The courts and tribunals system must undergo ‘root-and-branch’ change or it risks ‘sliding into a state of rapid, managed decline’, the senior presiding judge Lord Justice Fulford has warned.
‘Put starkly, the imperative for reform increases by the day,’ he writes in his July reform update to the judiciary. ‘Our system is crumbling under the weight of outdated and inefficient paper-based processes, along with many years of significant underinvestment in IT and our estate.
‘Without root-and-branch change, we risk sliding into a state of rapid, managed decline. There is, I believe, a strong consensus for change and we have the means to fund it. We must grasp the opportunity to make the changes necessary to bring the system into the 21st century.’
Much of the four-year reform programme is dependent on the sale of court buildings following the latest round of closures. Fulford (pictured) added in an interview with The Times that contingency plans are in place in the event of a property slump, which could mean parts of the programme taking an extra two years or talking to the Treasury about a short-term alternative source of funding.

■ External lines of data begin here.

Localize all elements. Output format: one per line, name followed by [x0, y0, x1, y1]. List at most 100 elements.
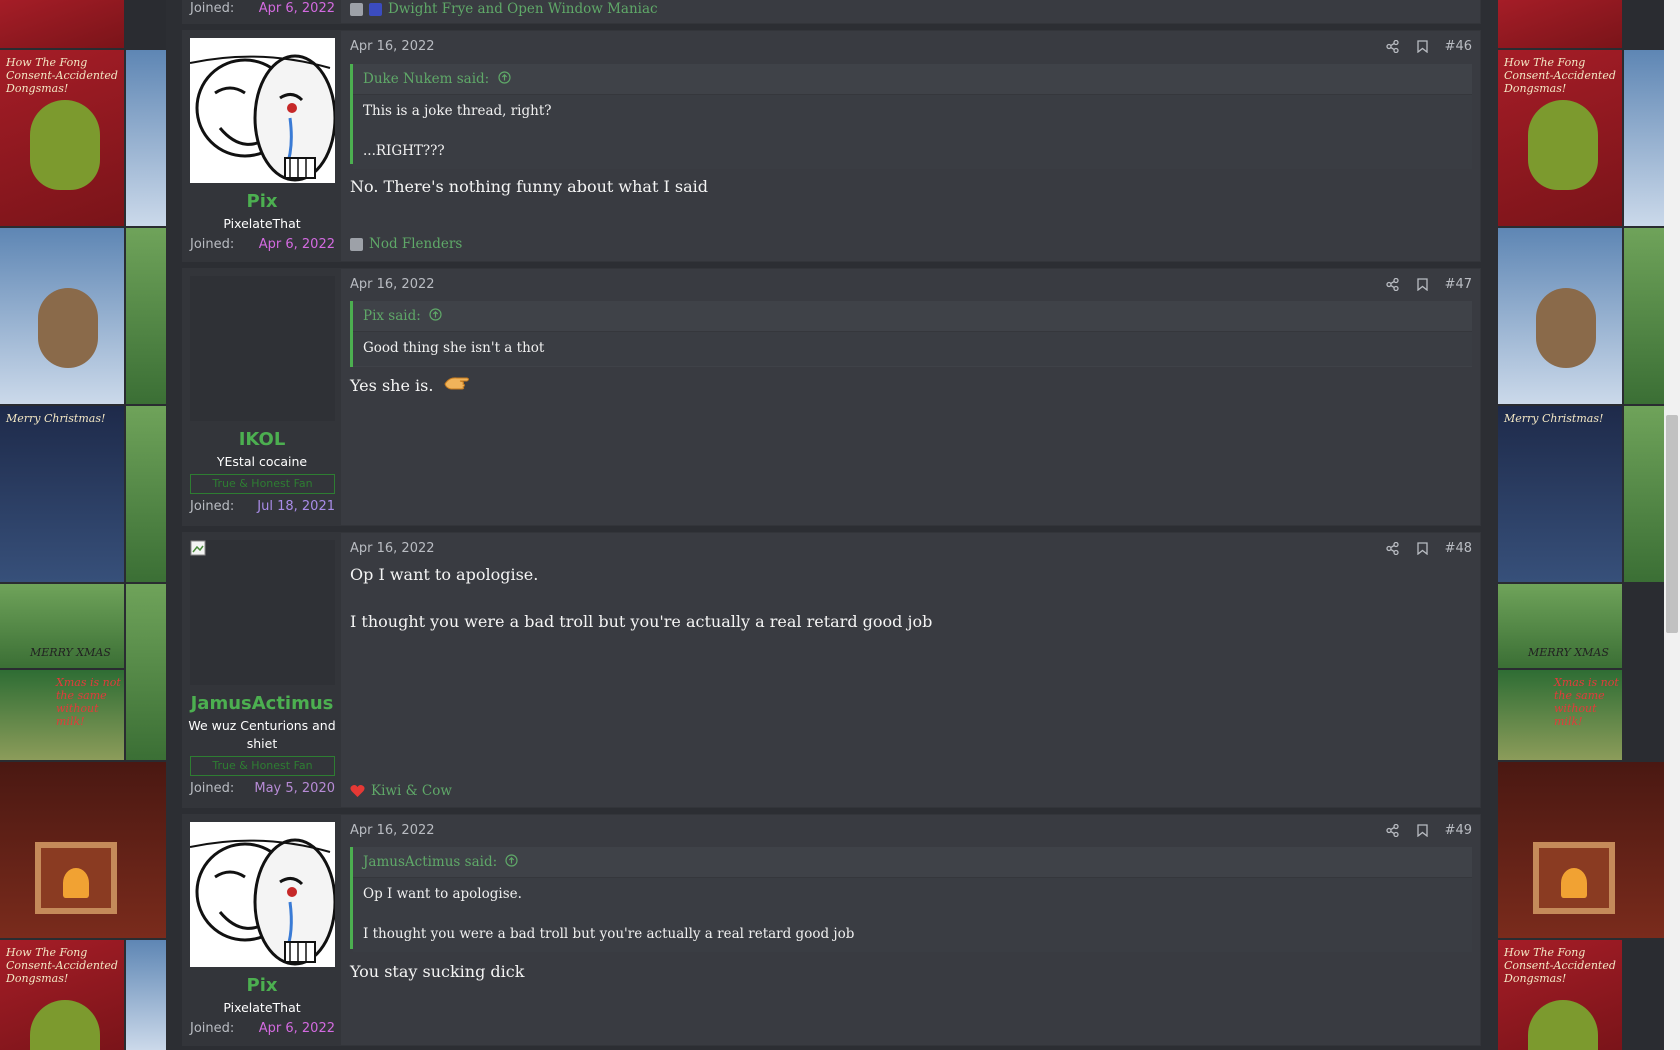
thread-column: Joined: Apr 6, 2022 Dwight Frye and Open…: [166, 0, 1498, 1050]
post-date[interactable]: Apr 16, 2022: [350, 541, 435, 556]
reaction-users[interactable]: Dwight Frye and Open Window Maniac: [388, 1, 658, 17]
joined-row: Joined: Apr 6, 2022: [190, 1021, 335, 1036]
bookmark-icon[interactable]: [1415, 38, 1431, 54]
arrow-up-circle-icon[interactable]: [497, 65, 511, 95]
reactions-bar[interactable]: Nod Flenders: [350, 236, 462, 252]
reactions-bar[interactable]: Kiwi & Cow: [350, 783, 452, 799]
bg-caption: Xmas is not the same without milk!: [1554, 676, 1619, 728]
joined-label: Joined:: [190, 781, 235, 796]
share-icon[interactable]: [1385, 540, 1401, 556]
bg-tile: [1624, 50, 1664, 226]
user-avatar[interactable]: [190, 38, 335, 183]
bg-tile: [126, 940, 166, 1050]
bg-caption: How The Fong Consent-Accidented Dongsmas…: [1504, 946, 1616, 985]
bg-tile-merry: MERRY XMAS: [0, 584, 124, 668]
share-icon[interactable]: [1385, 276, 1401, 292]
joined-date: Apr 6, 2022: [258, 237, 335, 252]
post-number[interactable]: #47: [1445, 277, 1472, 292]
quote-body: This is a joke thread, right? ...RIGHT??…: [353, 95, 1472, 169]
reaction-users[interactable]: Nod Flenders: [369, 236, 462, 252]
background-art-right: How The Fong Consent-Accidented Dongsmas…: [1498, 0, 1664, 1050]
joined-date: May 5, 2020: [254, 781, 335, 796]
post-number[interactable]: #48: [1445, 541, 1472, 556]
post-number[interactable]: #46: [1445, 39, 1472, 54]
bookmark-icon[interactable]: [1415, 822, 1431, 838]
joined-label: Joined:: [190, 237, 235, 252]
user-sidebar: Pix PixelateThat Joined: Apr 6, 2022: [183, 31, 341, 261]
bg-tile: [1624, 406, 1664, 582]
scrollbar-thumb[interactable]: [1666, 415, 1678, 633]
username[interactable]: JamusActimus: [183, 693, 341, 714]
bg-tile-snowman: [0, 228, 124, 404]
user-avatar[interactable]: [190, 276, 335, 421]
bg-caption: Xmas is not the same without milk!: [56, 676, 121, 728]
bg-caption: How The Fong Consent-Accidented Dongsmas…: [1504, 56, 1616, 95]
joined-label: Joined:: [190, 499, 235, 514]
message-line: Op I want to apologise.: [350, 565, 539, 584]
joined-row: Joined: Apr 6, 2022: [190, 237, 335, 252]
joined-date: Apr 6, 2022: [258, 1, 335, 16]
bg-caption: Merry Christmas!: [6, 412, 106, 425]
bg-tile-fireplace: [1498, 762, 1664, 938]
post-date[interactable]: Apr 16, 2022: [350, 823, 435, 838]
post-date[interactable]: Apr 16, 2022: [350, 39, 435, 54]
bg-tile: [126, 584, 166, 760]
bg-caption: How The Fong Consent-Accidented Dongsmas…: [6, 56, 118, 95]
heart-icon: [350, 784, 365, 798]
username[interactable]: IKOL: [183, 429, 341, 450]
quote-header[interactable]: Duke Nukem said:: [353, 64, 1472, 95]
bg-tile: [1624, 228, 1664, 404]
user-title: YEstal cocaine: [216, 454, 308, 469]
bg-tile-xmas: Merry Christmas!: [1498, 406, 1622, 582]
bg-tile: [126, 228, 166, 404]
bg-caption: MERRY XMAS: [30, 646, 111, 659]
broken-image-icon: [190, 540, 206, 556]
message-line: You stay sucking dick: [350, 962, 525, 981]
page-scrollbar[interactable]: [1664, 0, 1680, 1050]
bg-tile-grinch: How The Fong Consent-Accidented Dongsmas…: [0, 50, 124, 226]
bg-tile: [126, 406, 166, 582]
user-title: PixelateThat: [223, 1000, 301, 1015]
post-actions: #48: [1385, 540, 1472, 556]
message-line: I thought you were a bad troll but you'r…: [350, 612, 933, 631]
reaction-icon: [350, 2, 363, 16]
user-sidebar: Pix PixelateThat Joined: Apr 6, 2022: [183, 815, 341, 1045]
username[interactable]: Pix: [183, 191, 341, 212]
quote-body: Good thing she isn't a thot: [353, 332, 1472, 366]
bg-caption: How The Fong Consent-Accidented Dongsmas…: [6, 946, 118, 985]
background-art-left: How The Fong Consent-Accidented Dongsmas…: [0, 0, 166, 1050]
quote-line: This is a joke thread, right?: [363, 103, 552, 119]
quote-author[interactable]: Pix said:: [363, 308, 421, 324]
post-actions: #46: [1385, 38, 1472, 54]
arrow-up-circle-icon[interactable]: [505, 848, 519, 878]
share-icon[interactable]: [1385, 822, 1401, 838]
joined-label: Joined:: [190, 1021, 235, 1036]
message-line: Yes she is.: [350, 376, 434, 395]
reaction-users[interactable]: Kiwi & Cow: [371, 783, 452, 799]
post-47: IKOL YEstal cocaine True & Honest Fan Jo…: [182, 268, 1481, 526]
post-49: Pix PixelateThat Joined: Apr 6, 2022 Apr…: [182, 814, 1481, 1046]
user-sidebar: JamusActimus We wuz Centurions and shiet…: [183, 533, 341, 807]
quote-author[interactable]: JamusActimus said:: [363, 854, 497, 870]
post-message: No. There's nothing funny about what I s…: [350, 175, 1472, 199]
bg-tile-grinch: How The Fong Consent-Accidented Dongsmas…: [1498, 50, 1622, 226]
post-actions: #49: [1385, 822, 1472, 838]
bookmark-icon[interactable]: [1415, 540, 1431, 556]
post-date[interactable]: Apr 16, 2022: [350, 277, 435, 292]
user-avatar[interactable]: [190, 540, 335, 685]
bookmark-icon[interactable]: [1415, 276, 1431, 292]
user-avatar[interactable]: [190, 822, 335, 967]
quote-block: Pix said: Good thing she isn't a thot: [350, 301, 1472, 367]
post-number[interactable]: #49: [1445, 823, 1472, 838]
post-message: Yes she is.: [350, 374, 1472, 399]
reaction-icon: [369, 2, 382, 16]
quote-header[interactable]: Pix said:: [353, 301, 1472, 332]
user-title: We wuz Centurions and shiet: [188, 718, 336, 751]
quote-header[interactable]: JamusActimus said:: [353, 847, 1472, 878]
share-icon[interactable]: [1385, 38, 1401, 54]
quote-author[interactable]: Duke Nukem said:: [363, 71, 489, 87]
username[interactable]: Pix: [183, 975, 341, 996]
arrow-up-circle-icon[interactable]: [429, 302, 442, 332]
reactions-bar[interactable]: Dwight Frye and Open Window Maniac: [350, 1, 658, 17]
quote-line: ...RIGHT???: [363, 143, 445, 159]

His comments come as practitioners around the country warn that the latest round of court closures, coupled with poor facilities and limited internet and IT, risk damaging access to justice.
While acknowledging much has still to be done, HMCTS interim CEO Kevin Sadler told the Gazette the focus must be on using digital options to make access to justice easier and reduce ‘dependence’ on physical courts.
HMCTS is convening a ‘Court of the Future’ working group. Fulford says in his update that a number of judges will contribute either on the working group or separately to probe proposals for the minimum standards for hearing rooms, the necessary facilities, including technology and security, and shared buildings in a reformed court estate.